The Science Behind Dogs Understanding Words
There are famous Border Collies who have shown vocabulary skills equivalent to those of a three-year-old child. Chaser was trained to recognize the names of over 1000 objects. He participated in a three-year training course at Wofford College, taught by psychologists Alliston Reid and John Pilley.
Rico is another Border Collie who is known for his vocabulary and his natural ability to process language. Rico, with a vocabulary of about 200 words, has been shown to be able to process language by a process called "fast mapping", similarly to how toddlers learn languages. In other words, Rico demonstrated the ability to assign meanings to words he had not been formally trained to know and understand. Smart Dog!Other studies have examined how dogs comprehend language. One theory is that the dog is not reacting to words but simply responding to the tone of the speaker. Dogs were exposed to words spoken with different intonations - in neutral or uplifted praising tones while measures were taken of their brain waves.
They found that, like humans, different parts of the brain were processing the tone or emotion of the words and the words themselves. Like humans, the left hemisphere was activated when dogs heard "praise" words, indicating they did understand the meaning of those words and were not just responding to intonation.
Training Your Dog to Understand Words
Same as with people, the learning of words develops from positive interactions, routines, and experiences. With your dog, you will need to model the meaning of words and use positive responses to build your dog's vocabulary. Steps to building that relationship and vocabulary are simple to follow:
First, keep it simple, using your dog's instincts and reinforcing his learnings.
Second, PLAY! Keep your training time fun and playful! Playtimes will build your relationship.
Third, just say, "No". There is never a need to be harsh.
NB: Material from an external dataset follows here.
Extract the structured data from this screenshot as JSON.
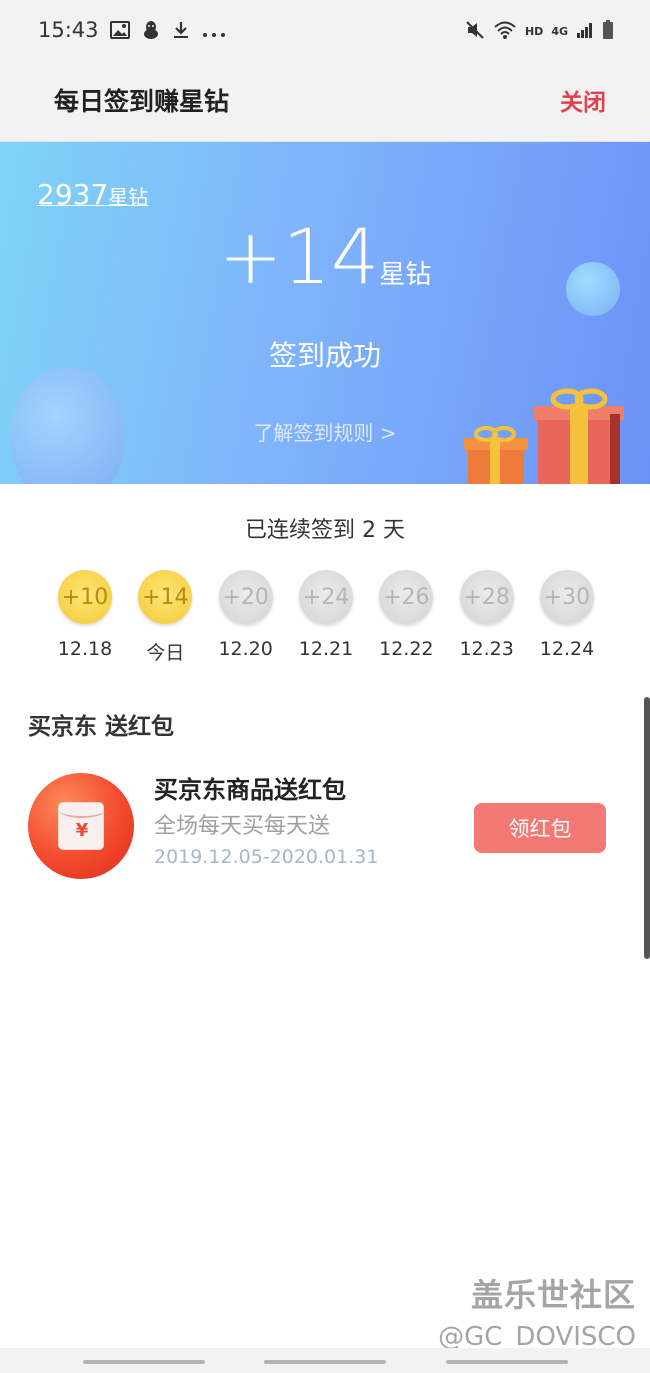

Fourth, let your puppy be a puppy. Keep training times short and be attuned to your puppy's energies.
Fifth, just like children who learn verbs before nouns, your puppy will need to learn action words like, "Sit", "Stay", "Heel", and "Come" before you proceed to teach him the names of objects and things.
Teach one object at a time. And use repetition, repetition, repetition - we all know practice makes perfect!
Sixth, remember that learning builds on learning, so give your dog lots of chances to apply his learning to games and situations.